Страница 20 из 85
Над блоком, как над какой-нибудь лесной полянкой, летали желтые бабочки-однодневки, опускаясь временами и совсем низко, словно им хотелось посидеть на бетоне. Вот тоже загадка природы: ну чем, казалось бы, может привлечь их эта неестественная мертвая масса, да еще и сырая и не так уж вкусно пахнущая? Не цветок ведь. Но вот летают, снижаются — и не боятся. Все дело, видимо, в том, что они — однодневки, что у них нет опыта вчерашнего дня и нет тревог о завтрашнем. Утро, день, вечер — вот и весь цикл, весь возраст их бытия, все, что отведено им и на познание мира, и на саму жизнь…
Синицы — не однодневки. Они ловки, быстры, опасливы, они совершенны в своей изящной, отточенной рациональности, они понимают, где добыча, где опасность. Но и те находят здесь какой-то свой интерес.
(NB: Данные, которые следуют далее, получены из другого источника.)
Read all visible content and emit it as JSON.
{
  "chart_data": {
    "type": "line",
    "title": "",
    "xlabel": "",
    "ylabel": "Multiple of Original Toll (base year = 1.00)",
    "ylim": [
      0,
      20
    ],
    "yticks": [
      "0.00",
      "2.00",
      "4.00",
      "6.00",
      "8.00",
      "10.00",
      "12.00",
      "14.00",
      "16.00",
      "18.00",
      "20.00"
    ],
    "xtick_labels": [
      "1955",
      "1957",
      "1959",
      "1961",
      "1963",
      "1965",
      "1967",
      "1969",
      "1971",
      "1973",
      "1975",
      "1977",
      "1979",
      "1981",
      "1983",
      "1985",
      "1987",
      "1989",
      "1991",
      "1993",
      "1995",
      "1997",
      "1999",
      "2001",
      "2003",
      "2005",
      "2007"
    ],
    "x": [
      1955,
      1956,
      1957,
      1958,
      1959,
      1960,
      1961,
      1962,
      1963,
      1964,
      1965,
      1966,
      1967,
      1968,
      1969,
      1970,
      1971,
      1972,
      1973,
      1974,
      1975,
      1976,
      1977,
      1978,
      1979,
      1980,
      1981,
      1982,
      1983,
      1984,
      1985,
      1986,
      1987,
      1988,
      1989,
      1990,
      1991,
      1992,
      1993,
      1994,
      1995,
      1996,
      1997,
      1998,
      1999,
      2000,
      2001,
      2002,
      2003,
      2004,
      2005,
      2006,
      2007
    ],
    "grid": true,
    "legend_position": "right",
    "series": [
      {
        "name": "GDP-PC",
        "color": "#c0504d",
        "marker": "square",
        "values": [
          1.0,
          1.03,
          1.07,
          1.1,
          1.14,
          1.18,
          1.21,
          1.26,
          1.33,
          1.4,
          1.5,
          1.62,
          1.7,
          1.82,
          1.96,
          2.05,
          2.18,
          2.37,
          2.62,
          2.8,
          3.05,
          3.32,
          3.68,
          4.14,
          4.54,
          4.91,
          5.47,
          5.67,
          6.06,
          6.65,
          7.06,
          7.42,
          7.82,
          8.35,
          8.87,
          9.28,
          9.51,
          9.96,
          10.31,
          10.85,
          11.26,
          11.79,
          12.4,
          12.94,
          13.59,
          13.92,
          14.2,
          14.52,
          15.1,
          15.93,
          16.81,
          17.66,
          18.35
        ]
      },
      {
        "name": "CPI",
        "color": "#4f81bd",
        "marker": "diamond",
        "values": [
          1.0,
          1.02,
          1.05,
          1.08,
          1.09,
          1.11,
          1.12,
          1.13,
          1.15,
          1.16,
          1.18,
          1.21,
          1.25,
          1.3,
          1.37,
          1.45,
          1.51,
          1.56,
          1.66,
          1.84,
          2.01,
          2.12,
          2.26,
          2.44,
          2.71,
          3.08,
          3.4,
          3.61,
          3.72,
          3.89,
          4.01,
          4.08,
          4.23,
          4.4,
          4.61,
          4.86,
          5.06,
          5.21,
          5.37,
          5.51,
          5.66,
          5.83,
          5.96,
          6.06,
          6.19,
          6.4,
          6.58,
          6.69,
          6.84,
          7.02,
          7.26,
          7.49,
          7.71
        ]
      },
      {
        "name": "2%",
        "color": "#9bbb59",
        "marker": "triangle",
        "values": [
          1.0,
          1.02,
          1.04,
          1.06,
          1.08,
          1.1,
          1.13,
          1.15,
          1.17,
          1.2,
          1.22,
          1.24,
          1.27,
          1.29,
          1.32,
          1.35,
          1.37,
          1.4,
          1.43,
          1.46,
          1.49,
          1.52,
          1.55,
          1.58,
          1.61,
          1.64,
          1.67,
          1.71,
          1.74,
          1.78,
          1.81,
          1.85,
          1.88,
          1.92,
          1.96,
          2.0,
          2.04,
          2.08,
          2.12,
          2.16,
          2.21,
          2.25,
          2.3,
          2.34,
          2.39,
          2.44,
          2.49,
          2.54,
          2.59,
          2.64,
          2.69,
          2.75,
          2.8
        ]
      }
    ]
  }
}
Даже попискивают от восторга или любопытства, Так и шныряют — одна за другой, одна над другой. То пронесется, быстрая и смелая, над блоком, то усядется на щит опалубки, славно пахнущий свежей древесиной, и долго будет смотреть в выгородку, на желтый жилет стропаля, на медвежеватого парня — Диму Лысого и, конечно же, на ту молодую женщину, что угнездилась на маленьком, подобном ковшику, сиденье манипулятора и сидела на нем, по законам какой-то особой трудовой грациозности, слегка изогнувшись. На ней были старенькие тесные джинсы и красная трикотажная футболка с короткими рукавами. Женщина молодая, гибкая, умелая. Двинет она рычажок — и хобот манипулятора со всеми подвешенными в ряд пятью вибраторами протянется к свежей горке бетона, и все пятеро железных тружеников точно вонзятся в серую массу, уплотняя и выравнивая ее. Двинет рычажок в другую сторону — и хобот приподнимется, покачается: куда теперь?.. На женщину смотрит синица, на ее красную футболку летит доверчивая бабочка, и смотрит, смотрит на нее же, издали и сверху, начальник участка… не ради того ли сюда поднявшийся?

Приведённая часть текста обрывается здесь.